Things didn’t look very good for the Red Sox machine three days ago. They’d been embarrassed by Terry Francona‘s running Cleveland Indians 12-3 and Boston had just sent third baseman Will Middlebrooks (back spasms) and Shane Victorino (hamstring) to the 15-day disabled list.
Pedro Ciriaco, Jose Iglesias and Alfredo Aceves were hastily called up from Pawtucket to fill the void. The machine coughed and sputtered briefly and then meshed gears as John Farrell patched together a lineup over the weekend that included Mike Carp and Jonny Gomes platooning in left field while Daniel Nava slid into Victorino’s spot in right field. Iglesias played third base for the first time ever in his major league career and Ciriaco played some third while Iggy moved back to short stop to give Stephen Drew a rest. Aceves will take the mound today in a starting role to spell Clay Buchholz who was scratched from the first game against the Phillies with collabone and AC joint irritation.

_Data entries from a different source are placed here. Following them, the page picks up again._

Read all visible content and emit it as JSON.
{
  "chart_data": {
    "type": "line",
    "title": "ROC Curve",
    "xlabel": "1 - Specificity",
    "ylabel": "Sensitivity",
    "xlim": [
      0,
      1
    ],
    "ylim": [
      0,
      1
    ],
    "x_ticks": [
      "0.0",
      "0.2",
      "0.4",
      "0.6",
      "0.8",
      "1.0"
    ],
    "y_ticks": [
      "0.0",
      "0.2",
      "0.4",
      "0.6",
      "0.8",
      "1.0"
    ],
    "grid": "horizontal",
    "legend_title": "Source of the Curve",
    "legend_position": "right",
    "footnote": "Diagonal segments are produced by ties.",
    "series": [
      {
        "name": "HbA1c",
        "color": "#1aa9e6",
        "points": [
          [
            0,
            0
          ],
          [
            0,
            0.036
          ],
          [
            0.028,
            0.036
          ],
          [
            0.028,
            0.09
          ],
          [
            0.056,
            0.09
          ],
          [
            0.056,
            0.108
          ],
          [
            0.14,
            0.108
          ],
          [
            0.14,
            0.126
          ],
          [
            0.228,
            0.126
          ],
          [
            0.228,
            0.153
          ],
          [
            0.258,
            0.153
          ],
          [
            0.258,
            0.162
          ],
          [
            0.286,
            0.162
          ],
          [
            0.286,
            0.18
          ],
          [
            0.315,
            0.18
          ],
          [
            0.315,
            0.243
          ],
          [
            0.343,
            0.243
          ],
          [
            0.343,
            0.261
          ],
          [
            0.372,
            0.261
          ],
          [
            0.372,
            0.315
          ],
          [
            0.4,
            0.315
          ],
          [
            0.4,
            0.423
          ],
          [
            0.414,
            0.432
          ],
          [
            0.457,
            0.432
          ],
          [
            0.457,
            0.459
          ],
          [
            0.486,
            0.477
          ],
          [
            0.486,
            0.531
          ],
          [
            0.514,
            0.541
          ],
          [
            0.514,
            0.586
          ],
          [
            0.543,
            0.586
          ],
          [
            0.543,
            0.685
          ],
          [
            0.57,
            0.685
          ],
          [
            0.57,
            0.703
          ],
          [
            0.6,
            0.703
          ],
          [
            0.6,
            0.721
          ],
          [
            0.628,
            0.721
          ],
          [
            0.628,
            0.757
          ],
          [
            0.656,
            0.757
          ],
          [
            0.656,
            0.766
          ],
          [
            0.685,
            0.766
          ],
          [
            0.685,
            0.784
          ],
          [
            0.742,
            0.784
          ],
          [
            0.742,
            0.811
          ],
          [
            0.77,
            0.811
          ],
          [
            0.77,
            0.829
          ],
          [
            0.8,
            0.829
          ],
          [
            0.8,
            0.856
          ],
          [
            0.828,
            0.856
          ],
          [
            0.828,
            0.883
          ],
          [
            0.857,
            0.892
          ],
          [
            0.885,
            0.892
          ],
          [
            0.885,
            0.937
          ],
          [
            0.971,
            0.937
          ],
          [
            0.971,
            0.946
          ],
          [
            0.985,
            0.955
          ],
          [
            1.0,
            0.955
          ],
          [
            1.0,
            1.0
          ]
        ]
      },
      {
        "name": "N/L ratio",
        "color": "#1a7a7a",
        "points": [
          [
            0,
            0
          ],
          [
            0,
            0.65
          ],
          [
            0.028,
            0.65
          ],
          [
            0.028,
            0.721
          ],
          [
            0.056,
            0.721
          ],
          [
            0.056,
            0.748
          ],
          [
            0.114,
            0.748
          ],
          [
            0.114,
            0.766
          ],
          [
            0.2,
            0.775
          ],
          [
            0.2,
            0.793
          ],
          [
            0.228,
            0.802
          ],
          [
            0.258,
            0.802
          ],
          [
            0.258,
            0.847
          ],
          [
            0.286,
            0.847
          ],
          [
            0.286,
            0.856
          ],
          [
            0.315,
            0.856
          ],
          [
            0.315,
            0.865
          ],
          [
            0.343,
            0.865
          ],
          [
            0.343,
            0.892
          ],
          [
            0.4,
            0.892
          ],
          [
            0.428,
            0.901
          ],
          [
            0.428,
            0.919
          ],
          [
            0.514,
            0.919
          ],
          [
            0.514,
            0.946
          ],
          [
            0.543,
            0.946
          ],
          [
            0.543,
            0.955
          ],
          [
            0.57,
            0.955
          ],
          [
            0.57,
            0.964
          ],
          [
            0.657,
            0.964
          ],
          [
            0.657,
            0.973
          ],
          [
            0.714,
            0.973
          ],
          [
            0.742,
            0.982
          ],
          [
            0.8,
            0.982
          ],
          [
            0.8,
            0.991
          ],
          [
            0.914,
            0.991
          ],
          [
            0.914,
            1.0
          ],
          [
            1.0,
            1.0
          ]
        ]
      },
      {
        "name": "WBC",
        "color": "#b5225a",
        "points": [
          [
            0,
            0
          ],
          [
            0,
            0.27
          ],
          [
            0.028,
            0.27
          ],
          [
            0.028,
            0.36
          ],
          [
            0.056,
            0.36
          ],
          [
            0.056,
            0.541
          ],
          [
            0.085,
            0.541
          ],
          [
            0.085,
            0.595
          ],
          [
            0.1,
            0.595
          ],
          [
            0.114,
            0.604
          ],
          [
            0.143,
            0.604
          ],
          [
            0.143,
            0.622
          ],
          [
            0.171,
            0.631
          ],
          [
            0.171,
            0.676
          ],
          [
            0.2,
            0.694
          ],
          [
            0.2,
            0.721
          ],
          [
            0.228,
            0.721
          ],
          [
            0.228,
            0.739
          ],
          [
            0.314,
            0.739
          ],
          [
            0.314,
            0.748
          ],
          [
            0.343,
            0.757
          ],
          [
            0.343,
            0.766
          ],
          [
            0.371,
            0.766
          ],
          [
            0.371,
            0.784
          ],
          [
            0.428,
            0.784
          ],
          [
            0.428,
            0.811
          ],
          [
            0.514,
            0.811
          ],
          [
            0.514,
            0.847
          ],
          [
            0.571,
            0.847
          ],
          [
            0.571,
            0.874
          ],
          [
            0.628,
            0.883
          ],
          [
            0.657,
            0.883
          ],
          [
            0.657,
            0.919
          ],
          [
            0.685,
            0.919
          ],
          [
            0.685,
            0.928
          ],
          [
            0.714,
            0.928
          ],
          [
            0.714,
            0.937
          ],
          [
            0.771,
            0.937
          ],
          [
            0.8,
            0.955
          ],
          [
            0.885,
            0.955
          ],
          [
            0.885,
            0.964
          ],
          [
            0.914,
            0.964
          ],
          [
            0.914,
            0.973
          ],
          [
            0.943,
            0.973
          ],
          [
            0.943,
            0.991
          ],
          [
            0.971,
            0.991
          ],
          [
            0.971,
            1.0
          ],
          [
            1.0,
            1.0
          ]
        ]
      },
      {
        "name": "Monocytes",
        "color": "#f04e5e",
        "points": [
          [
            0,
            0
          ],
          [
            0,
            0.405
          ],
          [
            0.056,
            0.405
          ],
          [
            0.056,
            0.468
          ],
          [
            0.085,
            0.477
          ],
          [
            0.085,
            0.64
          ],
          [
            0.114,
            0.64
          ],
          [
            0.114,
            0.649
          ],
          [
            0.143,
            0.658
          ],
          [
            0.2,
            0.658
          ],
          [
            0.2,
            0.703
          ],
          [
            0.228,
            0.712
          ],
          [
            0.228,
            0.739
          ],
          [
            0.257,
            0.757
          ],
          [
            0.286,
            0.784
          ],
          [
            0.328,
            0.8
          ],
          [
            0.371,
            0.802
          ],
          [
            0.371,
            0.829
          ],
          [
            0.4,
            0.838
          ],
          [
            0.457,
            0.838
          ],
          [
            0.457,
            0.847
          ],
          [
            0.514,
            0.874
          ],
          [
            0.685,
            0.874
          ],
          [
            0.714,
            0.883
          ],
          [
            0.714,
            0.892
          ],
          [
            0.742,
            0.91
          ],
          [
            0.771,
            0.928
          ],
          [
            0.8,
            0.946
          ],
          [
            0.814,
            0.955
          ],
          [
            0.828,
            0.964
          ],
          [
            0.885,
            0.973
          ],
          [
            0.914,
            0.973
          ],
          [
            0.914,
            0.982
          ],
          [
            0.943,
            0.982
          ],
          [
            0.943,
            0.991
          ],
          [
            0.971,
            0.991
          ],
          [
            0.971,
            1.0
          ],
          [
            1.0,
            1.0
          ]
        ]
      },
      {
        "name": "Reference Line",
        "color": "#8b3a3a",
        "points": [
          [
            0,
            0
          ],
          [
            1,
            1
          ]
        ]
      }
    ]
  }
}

Through the injury ups and downs, Boston put together a three-game win streak that has contributed to a 7-3 mark over the past 10 games, pulling them even with the Yankees in a tie for a first place in the AL East.
Middlebrooks has been progressing during his DL stint and expects to hit his June 8 timetable for return. ”It’s better today than it was yesterday,” Middlebrooks said after Boston’s 7-4 victory over Cleveland on Saturday. “If I’m already making steps forward, then that’s where I want to be.”
Victorino, since injuring his back three weeks ago, has spent time in and out of Boston’s lineup and eventually, as is sometime typical with a back injury, ended up on the DL with a leg injury. After run-ins with both Fenway’s right-field fence May 12 against the Blue Jays and the right-field wall in Tampa May 16, Victorino has proven he’s the gutty player Boston hoped he would be. He’s also proven that he’s human and can’t take that kind of regular abuse over the course of a season. In short, it appears Victorino’s off switch is broken as well, which can be both good and bad.
Victorino’s move to the DL appears designed to deliberately give him the time he needs to heal from both his back and leg injuries. ”I think it got to a point where each time he would start back up there would be some frustration — and understandably so,” manager John Farrell told MLB.com’s Jason Mastrodonato and Michael Periatt. “This is a guy who really wants to be on the field every day. I think it was best, peace of mind for him, and really to adjust the physical issues that he’s got.”